Same has been happening to engineering for a while. Factory automation is getting so plug and play that staff do not need to know
much to make it run. If they have trouble the technical support can help them online.
So now the very best engineers write the software and design the systems that are mass produced and can be used by many low level staff.

Power engineering may be somewhat protected because it takes some intuition to formulate the problem and as of yet computers do poorly at formulating exactly what needs to be solved.

I am really concerned that the middle skilled jobs like BS engineering are going to continue to go down.
Then top it off with what will a creative and moderately intelligent person do for a living, can we stand to sack groceries.

 
2dye4, perhaps music is not the example you intended it to be.

With the advent of PC based editing software etc. and online file distribution (including iTunes, UTube etc.) then it can be argued that music is heading back to where many artists make a lot of their money from performing and less from recordings, and that the barrier to entry for new artists is lower than it has been for a long time.

Is there any kind of analogy with Engineering and some of the additive manufacturing techniques and other technologies? (FYI, I tend to be in the camp that 3D printing is being a little over sold right now but things do change.)

Posting guidelines faq731-376 (probably not aimed specifically at you)
What is Engineering anyway: faq1088-1484
 
In the extreme case, where all work is provided by robots or other automated systems, the fraction of the polulace that needs to be employed will drop, yet the need to distribute the basics of food ,clothing and shelter to the populace remains. The current western concept of linking work =>> salary==>purchasing power==>consumption of products would need to be modified,and likely include a move toward socialism, but it is not clear how the upper elite would be determined.

120 yrs ago 60% of the polulace were farmers, now less than 5% provide all agricultural products . One can imagine a similar transformation across the board to all sorts of employment- it would effect more than distribution of goods, but would likely impact political systems, and religion as well.

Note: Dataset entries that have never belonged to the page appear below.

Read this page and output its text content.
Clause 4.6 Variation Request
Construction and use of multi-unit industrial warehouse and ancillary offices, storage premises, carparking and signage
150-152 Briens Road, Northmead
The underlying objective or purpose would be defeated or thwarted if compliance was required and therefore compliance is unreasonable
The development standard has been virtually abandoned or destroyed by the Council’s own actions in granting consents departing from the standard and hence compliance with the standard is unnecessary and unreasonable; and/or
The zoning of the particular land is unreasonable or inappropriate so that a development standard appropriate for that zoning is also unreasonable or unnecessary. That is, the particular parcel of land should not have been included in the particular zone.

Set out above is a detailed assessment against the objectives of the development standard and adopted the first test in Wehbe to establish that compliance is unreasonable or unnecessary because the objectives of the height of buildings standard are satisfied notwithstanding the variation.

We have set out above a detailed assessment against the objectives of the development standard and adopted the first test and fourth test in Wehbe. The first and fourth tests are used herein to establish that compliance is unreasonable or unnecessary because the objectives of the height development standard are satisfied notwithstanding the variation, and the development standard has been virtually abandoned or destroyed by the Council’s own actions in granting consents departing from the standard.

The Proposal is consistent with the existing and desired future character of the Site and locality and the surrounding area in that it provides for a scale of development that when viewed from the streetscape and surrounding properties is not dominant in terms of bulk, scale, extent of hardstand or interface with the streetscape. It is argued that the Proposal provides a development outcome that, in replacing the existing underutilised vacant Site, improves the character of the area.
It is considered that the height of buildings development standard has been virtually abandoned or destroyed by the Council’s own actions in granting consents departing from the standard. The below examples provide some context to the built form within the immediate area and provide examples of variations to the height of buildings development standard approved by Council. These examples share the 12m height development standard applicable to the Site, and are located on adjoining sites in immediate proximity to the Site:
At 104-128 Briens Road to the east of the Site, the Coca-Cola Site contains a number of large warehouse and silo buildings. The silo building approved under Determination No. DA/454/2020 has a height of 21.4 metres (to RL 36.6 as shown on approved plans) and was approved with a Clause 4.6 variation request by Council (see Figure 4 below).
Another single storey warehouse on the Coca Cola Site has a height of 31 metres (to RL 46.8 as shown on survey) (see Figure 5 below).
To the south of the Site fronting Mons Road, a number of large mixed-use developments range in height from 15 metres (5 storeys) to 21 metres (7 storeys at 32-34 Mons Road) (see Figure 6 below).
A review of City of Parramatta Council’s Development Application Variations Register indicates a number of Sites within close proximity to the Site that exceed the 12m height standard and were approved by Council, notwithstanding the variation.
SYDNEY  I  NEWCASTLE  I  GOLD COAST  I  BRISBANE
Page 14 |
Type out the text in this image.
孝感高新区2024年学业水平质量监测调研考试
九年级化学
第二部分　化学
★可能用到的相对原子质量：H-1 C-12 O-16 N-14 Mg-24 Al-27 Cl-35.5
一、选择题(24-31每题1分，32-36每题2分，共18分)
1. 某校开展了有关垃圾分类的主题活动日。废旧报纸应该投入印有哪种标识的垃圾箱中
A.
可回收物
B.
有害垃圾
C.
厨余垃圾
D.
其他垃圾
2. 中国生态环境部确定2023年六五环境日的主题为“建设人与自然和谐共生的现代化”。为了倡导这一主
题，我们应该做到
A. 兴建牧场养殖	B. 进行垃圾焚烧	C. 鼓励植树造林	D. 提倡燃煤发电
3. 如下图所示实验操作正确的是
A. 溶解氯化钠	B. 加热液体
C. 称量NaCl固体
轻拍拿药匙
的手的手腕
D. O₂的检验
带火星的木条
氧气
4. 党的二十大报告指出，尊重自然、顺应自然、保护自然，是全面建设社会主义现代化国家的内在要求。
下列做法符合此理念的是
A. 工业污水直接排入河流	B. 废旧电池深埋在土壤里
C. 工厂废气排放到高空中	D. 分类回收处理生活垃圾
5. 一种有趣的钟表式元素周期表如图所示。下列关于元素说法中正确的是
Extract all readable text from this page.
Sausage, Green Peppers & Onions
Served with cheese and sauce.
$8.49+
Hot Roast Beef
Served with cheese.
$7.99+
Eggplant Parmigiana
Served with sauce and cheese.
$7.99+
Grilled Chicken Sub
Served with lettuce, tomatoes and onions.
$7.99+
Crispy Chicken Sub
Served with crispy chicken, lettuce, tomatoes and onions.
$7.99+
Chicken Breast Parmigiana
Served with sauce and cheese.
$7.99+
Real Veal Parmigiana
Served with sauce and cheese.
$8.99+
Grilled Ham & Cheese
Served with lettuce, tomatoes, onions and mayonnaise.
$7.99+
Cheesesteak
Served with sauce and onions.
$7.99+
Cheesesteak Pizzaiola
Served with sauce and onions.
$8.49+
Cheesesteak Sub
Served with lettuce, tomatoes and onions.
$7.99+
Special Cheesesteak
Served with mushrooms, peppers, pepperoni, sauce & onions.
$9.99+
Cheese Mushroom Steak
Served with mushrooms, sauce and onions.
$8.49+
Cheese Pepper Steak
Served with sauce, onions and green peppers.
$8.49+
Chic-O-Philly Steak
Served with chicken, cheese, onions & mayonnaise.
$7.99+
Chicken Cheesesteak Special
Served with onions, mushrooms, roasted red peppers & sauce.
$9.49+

"Whom the gods would destroy, they first make mad "
 
If socialism is where we are headding, with a large part of the population dependit on the goverment for money, then an ever larger share of taxes must come from the few of us who remain employed. The only way for those of us who are not the elite to maintain our level is for us to move off of purchacing food, and things. I.E. grow or produce more of our food, fuel, and things, or move more purchases to the black market (no taxes).

Even the illusion of bartering is part of the black market according to the IRS, as they expect you to pay the equivlent taxes.

So to me it is looking like back to the farm is the only way to keep off the goverment net. I don't exactly want that, but it is a possibility.

Maybe we can do offshore work for other countries.